Linz (Austria)
Industrial city & tourist pearl on the Danube
The origins of the partnership between Linz am Rhein and Linz an der Donau go back more than 100 years. On 23 December 1919, the Linz/Rhine town council decided to provide a sum of 1,000 marks for the people in Austria who were suffering after the end of the First World War. In August 1920, about one hundred children from Linz on the Danube travelled to Linz on the Rhine for a recreational stay with host families that lasted almost two months. Only a few years later, the people of Linz on the Danube had reason to show their appreciation when the economic crisis in Germany reached its peak in 1923. The Linz/Danube volunteer fire brigade donated 100,000 Austrian crowns to their comrades on the Rhine and also sent food parcels.
These events marked the beginning of sometimes more, sometimes less intensive relations between the two cities. Numerous mutual visits, especially by fire brigades, but also by clubs and groups, took place in the following decades, personal friendships developed and even school exchanges were organised. There were also repeated official visits. The relationship gained new momentum when a 90-strong delegation from the Rhine to the Danube set out in 1980.

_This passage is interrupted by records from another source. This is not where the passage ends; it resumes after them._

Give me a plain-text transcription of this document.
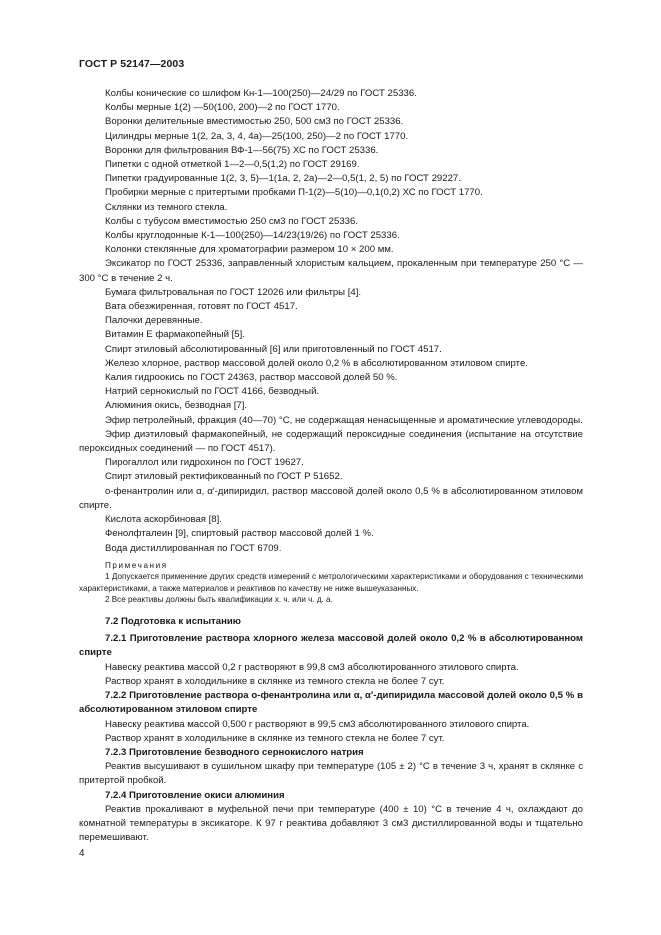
ГОСТ Р 52147—2003
Колбы конические со шлифом Кн-1—100(250)—24/29 по ГОСТ 25336.
Колбы мерные 1(2) —50(100, 200)—2 по ГОСТ 1770.
Воронки делительные вместимостью 250, 500 см3 по ГОСТ 25336.
Цилиндры мерные 1(2, 2а, 3, 4, 4а)—25(100, 250)—2 по ГОСТ 1770.
Воронки для фильтрования ВФ-1—56(75) ХС по ГОСТ 25336.
Пипетки с одной отметкой 1—2—0,5(1,2) по ГОСТ 29169.
Пипетки градуированные 1(2, 3, 5)—1(1а, 2, 2а)—2—0,5(1, 2, 5) по ГОСТ 29227.
Пробирки мерные с притертыми пробками П-1(2)—5(10)—0,1(0,2) ХС по ГОСТ 1770.
Склянки из темного стекла.
Колбы с тубусом вместимостью 250 см3 по ГОСТ 25336.
Колбы круглодонные К-1—100(250)—14/23(19/26) по ГОСТ 25336.
Колонки стеклянные для хроматографии размером 10 × 200 мм.
Эксикатор по ГОСТ 25336, заправленный хлористым кальцием, прокаленным при температуре 250 °С — 300 °С в течение 2 ч.
Бумага фильтровальная по ГОСТ 12026 или фильтры [4].
Вата обезжиренная, готовят по ГОСТ 4517.
Палочки деревянные.
Витамин Е фармакопейный [5].
Спирт этиловый абсолютированный [6] или приготовленный по ГОСТ 4517.
Железо хлорное, раствор массовой долей около 0,2 % в абсолютированном этиловом спирте.
Калия гидроокись по ГОСТ 24363, раствор массовой долей 50 %.
Натрий сернокислый по ГОСТ 4166, безводный.
Алюминия окись, безводная [7].
Эфир петролейный, фракция (40—70) °С, не содержащая ненасыщенные и ароматические углеводороды.
Эфир диэтиловый фармакопейный, не содержащий пероксидные соединения (испытание на отсутствие пероксидных соединений — по ГОСТ 4517).
Пирогаллол или гидрохинон по ГОСТ 19627.
Спирт этиловый ректификованный по ГОСТ Р 51652.
о-фенантролин или α, α′-дипиридил, раствор массовой долей около 0,5 % в абсолютированном этиловом спирте.
Кислота аскорбиновая [8].
Фенолфталеин [9], спиртовый раствор массовой долей 1 %.
Вода дистиллированная по ГОСТ 6709.
Примечания
1 Допускается применение других средств измерений с метрологическими характеристиками и оборудования с техническими характеристиками, а также материалов и реактивов по качеству не ниже вышеуказанных.
2 Все реактивы должны быть квалификации х. ч. или ч. д. а.
7.2 Подготовка к испытанию
7.2.1 Приготовление раствора хлорного железа массовой долей около 0,2 % в абсолютированном спирте
Навеску реактива массой 0,2 г растворяют в 99,8 см3 абсолютированного этилового спирта.
Раствор хранят в холодильнике в склянке из темного стекла не более 7 сут.
7.2.2 Приготовление раствора о-фенантролина или α, α′-дипиридила массовой долей около 0,5 % в абсолютированном этиловом спирте
Навеску реактива массой 0,500 г растворяют в 99,5 см3 абсолютированного этилового спирта.
Раствор хранят в холодильнике в склянке из темного стекла не более 7 сут.
7.2.3 Приготовление безводного сернокислого натрия
Реактив высушивают в сушильном шкафу при температуре (105 ± 2) °С в течение 3 ч, хранят в склянке с притертой пробкой.
7.2.4 Приготовление окиси алюминия
Реактив прокаливают в муфельной печи при температуре (400 ± 10) °С в течение 4 ч, охлаждают до комнатной температуры в эксикаторе. К 97 г реактива добавляют 3 см3 дистиллированной воды и тщательно перемешивают.
4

In October 1987, Theo Lück, mayor of Linz on the Rhine, was the first person to receive the newly created "Great Badge of Honour" from the provincial capital of Linz and affirmed the close ties between the cities with the words "I am a native of Linz and also a citizen of the Danube". A few weeks later, the twinning was finally officially sealed on the Danube, and in the twinning certificate the two city leaders expressed the hope that the now official twinning would contribute to the lasting consolidation of a friendship, the further deepening of good neighbourly relations and thus also to peace and international understanding.